A Quiet giant of modern Architecture.
James Stewart Polshek (b. 11 Feb. 1930 – d. 9 Sept. 2022) Polshek went to Yale in 1950, studied under Louis Kahn and graduated five years later with a Master of Architecture. After graduating, he went to work for I.M. Pei and Ulrich Franzen.
In 1963 he started his own firm, devoting himself to public buildings, ranging from the Rose Center for Earth and Space at the Museum of Natural History in New York to the Clinton Presidential Library in Little Rock, Arkansas.
A contemporary of Richard Meier and Frank Gehry, Polshek is rarely mentioned in the same breath as these global ‘starchitects.’” Yet , unlike his high-profile peers, Polshek was willing to adapt to the needs of an unusual range of clients. And if his work never quite hit the aesthetic highs of some of his contemporaries, it also avoided their tendency to produce franchise-like variations on familiar themes.
Polshek avoided specialization.

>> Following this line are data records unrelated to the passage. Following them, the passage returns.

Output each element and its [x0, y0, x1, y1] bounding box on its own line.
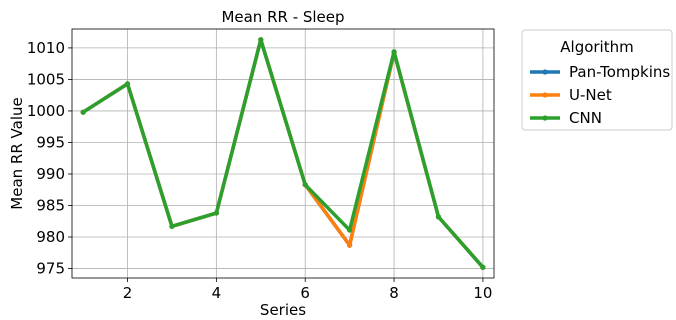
x-axis-label: Series [260, 301, 306, 319]
legend-title: Algorithm [560, 38, 633, 56]
chart-title: Mean RR - Sleep [221, 8, 344, 26]
x-tick-label: 6 [300, 284, 310, 302]
data-point [213, 210, 219, 216]
y-tick-label: 1005 [27, 70, 65, 88]
legend-label-cnn: CNN [569, 109, 602, 127]
x-tick-label: 10 [473, 284, 492, 302]
y-tick-label: 1000 [27, 102, 65, 120]
y-tick-label: 975 [36, 260, 65, 278]
legend-marker-cnn [542, 115, 548, 121]
data-point [347, 242, 353, 248]
data-point [169, 223, 175, 229]
y-axis-label: Mean RR Value [8, 97, 26, 209]
series-layer [80, 37, 486, 270]
legend-marker-u-net [542, 92, 548, 98]
data-point [347, 227, 353, 233]
y-tick-label: 985 [36, 197, 65, 215]
series-line [81, 37, 485, 270]
legend: Algorithm Pan-Tompkins U-Net CNN [521, 29, 673, 131]
series-cnn [80, 37, 486, 270]
y-tick-label: 990 [36, 165, 65, 183]
data-point [258, 37, 264, 43]
y-tick-label: 1010 [27, 39, 65, 57]
data-point [391, 49, 397, 55]
legend-box [521, 29, 673, 131]
y-tick-label: 980 [36, 228, 65, 246]
axis-ticks: 2 4 6 8 10 975 980 985 990 995 1000 1005 1010 [27, 39, 493, 302]
data-point [435, 214, 442, 220]
plot-frame [71, 28, 495, 279]
x-tick-label: 8 [389, 284, 399, 302]
data-point [480, 264, 486, 270]
legend-marker-pan-tompkins [542, 69, 548, 75]
x-tick-label: 4 [212, 284, 222, 302]
x-tick-label: 2 [123, 284, 133, 302]
data-point [124, 81, 131, 87]
data-point [80, 109, 86, 115]
y-tick-label: 995 [36, 133, 65, 151]
legend-label-pan-tompkins: Pan-Tompkins [569, 63, 670, 81]
legend-label-u-net: U-Net [569, 86, 612, 104]
data-point [302, 182, 308, 188]
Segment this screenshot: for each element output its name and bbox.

While completing the Clinton Library (2004) he began working on the Newtown Creek sewage treatment plant in Brooklyn (2014). The library hovers like a bridge next to the Arkansas River, while the sewage treatment plant drops towering, reflective silver “eggs,” as beautiful as onion domes, into a low-rise neighborhood.
The Rose Center (2000) wraps the sphere of a planetarium inside a brilliant glass cube. He could also create excitement on a modest budget: working with industrial materials, he gave the New York Times printing plant in Queens (2001) panache with bright colors, over-scaled windows and supergraphics.